Wednesday, March 09, 2011

ABC Wednesday
H is for Hartshead Church


Stone walls, four-square,
steep-sloping roof,
a bell that marks
the passing days,
that draws us from
our separate ways
and tolls the times
for praise and prayer.

Here Anglian slabe
and Norman lord
forgot their enmity
and fear,
in common faith
fashioning here
arch and altar,
chancel, nave;

and where they trod
the hallowed way
and kept the camdles
burning bright,
through that same arch,
by that same light
we, too re-search
the runes of God.

© Mabel Ferrett (7. 6. 1993)

It is believed that the original Hartshead Church was built sometime before 1120 AD. There was a major repair of the church around 1662 when the marvellous Norman pillars were taken down and lighter, wooden pillars erected in their place. One portion though was hollowed out and used as a font and the date 1662 inscribed thereon. That building lasted over 200 years. Sir Stephen Glynne in 1859 wrote
A small church, much modernised... It has a nave, chancel, west tower and south porch. The original arcades that divided the aisles have been replaced by modern wooden columns and almost all the windows have been mutilated and open with sashes.
In 1880 the church was reduced almost to its foundations. The gallery and low, flagged ceiling was pulled out to reveal the beauty of the Norman chancel and tower arch. The wooden pillars were replaced with stone. The "cottage windows" were replaced with suitable designed windows. Some of the window glass incorporated is believed to have come from Cologne Cathedral.

More recent renovations have seen a new organ installed in 1899, the church clock in 1912, electric light in 1927 and in 1966 the gravestones to the left of the path leading to the south door of the church were removed and a pleasant green lawn laid in their place.

Inside the churchyard to the right of the main gate is where mortally wounded Luddites are believed to have been buried, secretly, at night, following their fatal encounter at Rawfolds Mill, Liversedge, on April 11th 1812.

The above information is extracted from Mabel Ferrett's booklet "A Short History of Hartshead Church"

Mabel herself was buried at Hartshead Church on Monday 7th February 2011.

Read my account of her life on Ackworth born, gone West and an obituary by Pauline Kirk in The Guardian.

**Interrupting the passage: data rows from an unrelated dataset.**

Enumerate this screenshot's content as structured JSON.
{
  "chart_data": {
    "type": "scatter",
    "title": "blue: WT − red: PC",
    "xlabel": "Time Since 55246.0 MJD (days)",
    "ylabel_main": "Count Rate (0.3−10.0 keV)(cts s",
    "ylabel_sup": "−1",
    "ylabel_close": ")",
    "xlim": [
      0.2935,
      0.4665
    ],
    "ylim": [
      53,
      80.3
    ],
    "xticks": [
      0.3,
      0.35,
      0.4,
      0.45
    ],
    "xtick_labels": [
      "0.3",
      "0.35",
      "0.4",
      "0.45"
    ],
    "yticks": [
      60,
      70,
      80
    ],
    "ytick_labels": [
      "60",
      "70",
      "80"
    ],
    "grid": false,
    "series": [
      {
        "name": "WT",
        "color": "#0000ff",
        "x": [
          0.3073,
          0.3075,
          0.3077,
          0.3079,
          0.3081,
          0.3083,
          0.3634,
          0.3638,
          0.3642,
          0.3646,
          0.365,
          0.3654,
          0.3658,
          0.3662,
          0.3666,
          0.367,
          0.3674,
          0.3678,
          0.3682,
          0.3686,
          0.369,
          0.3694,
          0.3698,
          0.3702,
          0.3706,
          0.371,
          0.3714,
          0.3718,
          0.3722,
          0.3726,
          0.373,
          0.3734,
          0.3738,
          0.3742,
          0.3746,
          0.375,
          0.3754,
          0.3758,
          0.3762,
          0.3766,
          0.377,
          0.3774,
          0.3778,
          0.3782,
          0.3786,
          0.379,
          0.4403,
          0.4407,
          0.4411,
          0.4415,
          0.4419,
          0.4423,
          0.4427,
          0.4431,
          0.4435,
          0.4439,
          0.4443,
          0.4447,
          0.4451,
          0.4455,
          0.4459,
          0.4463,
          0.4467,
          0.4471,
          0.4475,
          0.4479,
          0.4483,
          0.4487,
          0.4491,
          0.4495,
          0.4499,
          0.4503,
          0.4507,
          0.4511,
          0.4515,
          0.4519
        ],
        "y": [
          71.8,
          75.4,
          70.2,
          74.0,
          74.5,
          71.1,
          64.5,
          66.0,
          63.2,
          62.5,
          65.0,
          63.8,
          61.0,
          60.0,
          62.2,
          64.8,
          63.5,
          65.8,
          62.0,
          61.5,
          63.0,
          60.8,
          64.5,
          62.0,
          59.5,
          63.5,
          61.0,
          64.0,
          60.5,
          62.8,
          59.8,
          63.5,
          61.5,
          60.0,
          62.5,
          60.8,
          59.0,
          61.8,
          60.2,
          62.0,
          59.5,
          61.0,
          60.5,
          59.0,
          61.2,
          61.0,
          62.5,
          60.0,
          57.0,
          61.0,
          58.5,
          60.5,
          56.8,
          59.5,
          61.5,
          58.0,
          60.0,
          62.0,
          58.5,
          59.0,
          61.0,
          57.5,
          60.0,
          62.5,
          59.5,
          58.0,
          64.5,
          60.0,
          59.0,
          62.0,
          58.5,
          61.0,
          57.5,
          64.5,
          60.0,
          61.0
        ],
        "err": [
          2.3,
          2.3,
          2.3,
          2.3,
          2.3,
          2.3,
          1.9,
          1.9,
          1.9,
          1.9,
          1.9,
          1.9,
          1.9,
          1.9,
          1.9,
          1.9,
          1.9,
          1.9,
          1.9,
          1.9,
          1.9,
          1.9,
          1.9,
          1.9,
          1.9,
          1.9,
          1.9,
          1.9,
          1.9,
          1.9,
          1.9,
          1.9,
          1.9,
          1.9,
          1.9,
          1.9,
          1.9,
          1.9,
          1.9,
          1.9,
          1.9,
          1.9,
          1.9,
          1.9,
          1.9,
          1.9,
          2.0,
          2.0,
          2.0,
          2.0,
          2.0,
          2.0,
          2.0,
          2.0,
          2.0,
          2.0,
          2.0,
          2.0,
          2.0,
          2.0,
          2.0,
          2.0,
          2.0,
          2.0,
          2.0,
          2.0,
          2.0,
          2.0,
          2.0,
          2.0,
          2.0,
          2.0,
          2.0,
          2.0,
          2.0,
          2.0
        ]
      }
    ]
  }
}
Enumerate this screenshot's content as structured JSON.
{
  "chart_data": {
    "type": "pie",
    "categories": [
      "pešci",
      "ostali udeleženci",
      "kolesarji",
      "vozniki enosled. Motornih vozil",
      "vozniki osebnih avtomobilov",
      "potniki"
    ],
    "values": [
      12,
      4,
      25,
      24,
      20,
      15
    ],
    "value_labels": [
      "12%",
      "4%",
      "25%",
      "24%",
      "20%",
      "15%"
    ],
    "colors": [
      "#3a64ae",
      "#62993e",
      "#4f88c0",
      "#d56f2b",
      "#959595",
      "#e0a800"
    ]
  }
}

Other obits can be found in The Huddersfield Examiner and The Yorkshire Post. She is mentioned also in the Brontë blog.

For more H posts visit ABC Wednesday.


  1. Great choice for letter H. NLove that big clock.

    Have a peek on my letter H, see you.

  2. A lovely Norman church and with an interesting history.

  3. Fascinating - with all the 'modern' renovations.

  4. I'm a sucker for old churches, especially w the narrative provided!

    ROG, ABC Wednesday team

  5. Love your post very informative. Thanks for sharing.
    ABC Wednesday-H

  6. Wonderful post! Love the narrative and the fascinating photos!

  7. The number and grandeur of the churches all over the UK, even in the smallest villages, continue to amaze me. Impressive.

  8. Beautiful church, loved all the details about it!

    Kisses from Nydia.

  9. Thanks for your thoughtful comments on my blog, Gerald.

    Mabel sounds like a fascinating woman. I'll have to come back to view your photography when my internet connectivity is behaving itself - I seem to have gone down to primitive dial-up speed and the images aren't loading.